MLB says Rays can host potential playoff games at minor-league stadium with capacity of 10,046
Tampa Bay has been playing at Steinbrenner Field as Tropicana Field undergoes major repairs after Hurricane Milton

Major League Baseball on Thursday clarified that the Tampa Bay Rays would be allowed to play any postseason home games at their temporary home ballpark, Steinbrenner Field, MLB.com reports.
The Rays are playing the 2025 season at the New York Yankees' spring training complex as their usual home venue, Tropicana Field, undergoes major repairs after Hurricane Milton severely damaged it in October of 2024. While Tropicana Field is expected to be game-ready in time for the 2026 season, it will not be ready to host postseason baseball. As such, the Rays, should they qualify for the playoffs, would play any home games at a 10,046-seat stadium that typically hosts the Single-A Tampa Tarpons of the Florida State League. This, of course, raises the complicated possibility that such a small ballpark could be the setting for ALCS and even World Series games.

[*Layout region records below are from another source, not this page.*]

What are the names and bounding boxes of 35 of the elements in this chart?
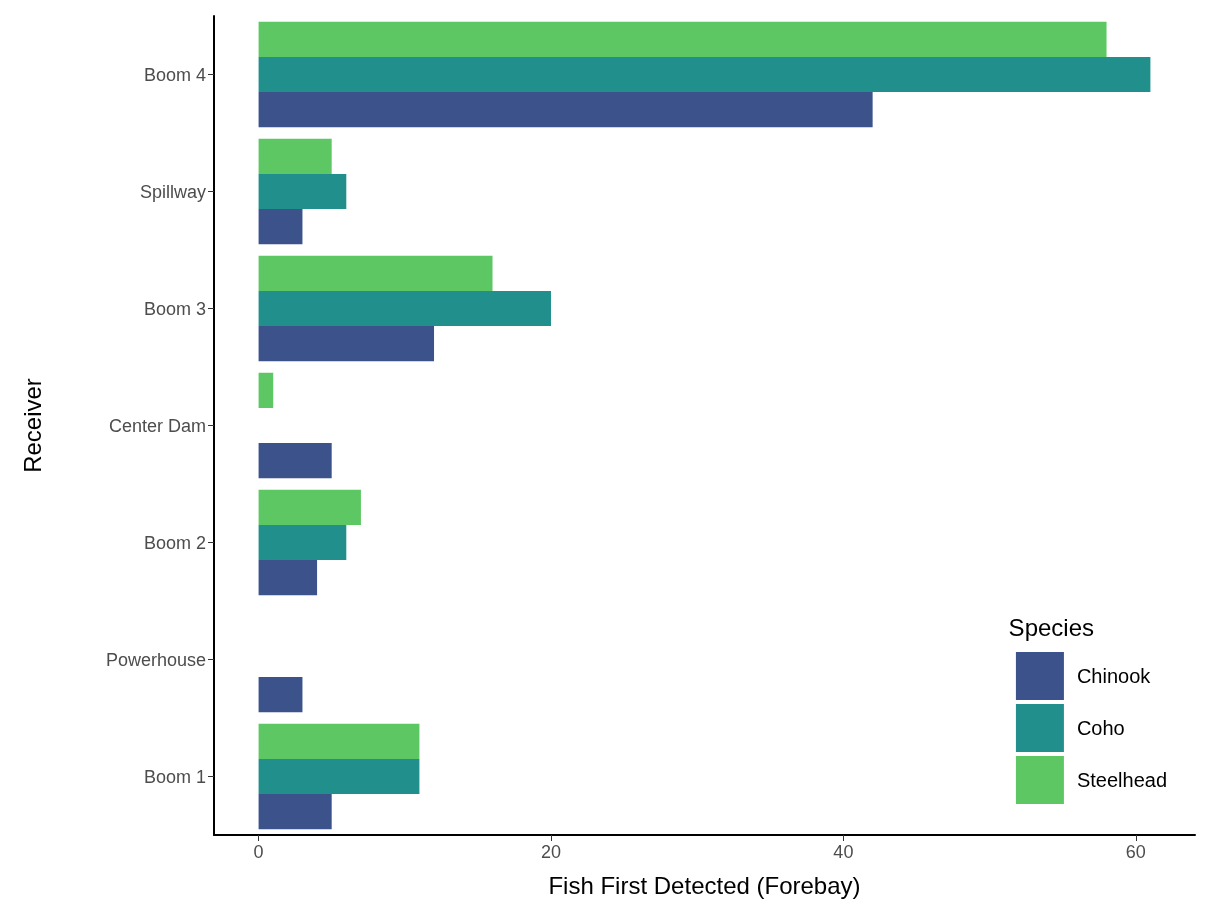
bar xyxy=(258,290,551,327)
y-axis-title: Receiver xyxy=(18,378,46,473)
bar xyxy=(258,443,332,479)
bar xyxy=(258,173,347,210)
bar xyxy=(258,560,318,596)
legend-title: Species xyxy=(1008,613,1095,641)
bar xyxy=(258,255,493,291)
y-tick-label: Boom 3 xyxy=(143,298,206,319)
bar xyxy=(258,209,303,245)
bar xyxy=(258,524,347,561)
legend-label: Coho xyxy=(1076,717,1125,739)
bar xyxy=(258,326,435,362)
y-tick-label: Boom 2 xyxy=(143,532,206,553)
bar xyxy=(258,21,1107,57)
bar xyxy=(258,56,1151,93)
x-tick-label: 60 xyxy=(1125,842,1146,862)
bar xyxy=(258,794,332,830)
x-axis-title: Fish First Detected (Forebay) xyxy=(548,871,861,899)
bar xyxy=(258,489,361,525)
x-tick-label: 20 xyxy=(540,842,562,862)
y-tick-label: Boom 1 xyxy=(143,766,206,787)
legend-label: Steelhead xyxy=(1076,769,1167,791)
x-tick-label: 0 xyxy=(253,842,264,862)
y-tick-label: Powerhouse xyxy=(105,649,206,670)
y-tick-label: Center Dam xyxy=(108,415,206,436)
bar xyxy=(258,92,873,128)
bar xyxy=(258,372,274,408)
bar xyxy=(258,677,303,713)
legend-label: Chinook xyxy=(1076,665,1152,687)
bar xyxy=(258,758,420,795)
bar xyxy=(258,138,332,174)
y-tick-label: Boom 4 xyxy=(143,64,206,85)
x-tick-label: 40 xyxy=(833,842,854,862)
y-tick-label: Spillway xyxy=(139,181,206,202)
bar xyxy=(258,723,420,759)
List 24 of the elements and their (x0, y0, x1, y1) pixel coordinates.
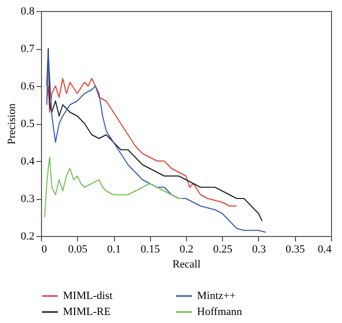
legend-label: Hoffmann (197, 306, 243, 318)
line-series (46, 78, 238, 206)
y-tick-label: 0.7 (20, 43, 35, 55)
line-series (44, 156, 183, 218)
y-tick-label: 0.6 (20, 80, 35, 92)
y-tick-label: 0.8 (20, 6, 35, 18)
y-axis-title: Precision (6, 103, 18, 144)
y-tick-label: 0.3 (20, 193, 35, 205)
y-tick-label: 0.4 (20, 156, 35, 168)
legend-label: Mintz++ (197, 290, 236, 302)
x-tick-label: 0.2 (180, 244, 194, 256)
x-tick-label: 0.15 (140, 244, 160, 256)
x-tick-label: 0.3 (252, 244, 266, 256)
legend-label: MIML-RE (63, 306, 111, 318)
x-tick-label: 0.35 (286, 244, 306, 256)
x-tick-label: 0.4 (318, 244, 332, 256)
x-axis-title: Recall (172, 258, 201, 270)
legend-label: MIML-dist (63, 290, 112, 302)
x-tick-label: 0 (42, 244, 48, 256)
x-tick-label: 0.05 (68, 244, 88, 256)
y-tick-label: 0.2 (20, 230, 34, 242)
x-tick-label: 0.1 (107, 244, 121, 256)
x-tick-label: 0.25 (213, 244, 233, 256)
y-tick-label: 0.5 (20, 118, 35, 130)
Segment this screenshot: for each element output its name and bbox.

Under the current playoff format, the second- and third-wild-card teams in each league do not play a home game unless they advance to the Division Series round. For the Rays to be guaranteed a home playoff game, they would have to either secure the top wild-card spot in the American League or win their division. The first step, then, is for the Rays to earn one of the six available playoff berths on the AL side. At the break, the Rays are 50-47 and in fourth place in the tough AL East. However, they're also just 1 ½ games behind the Seattle Mariners for the third and final wild-card spot. The Rays' plus-61 run differential also suggests they've been a bit unlucky thus far and probably deserve a better record than the one they have.
They'll enter the second half with a 3-9 record in July -- a trend they'll need to reverse hurriedly if they're going to make up the necessary ground.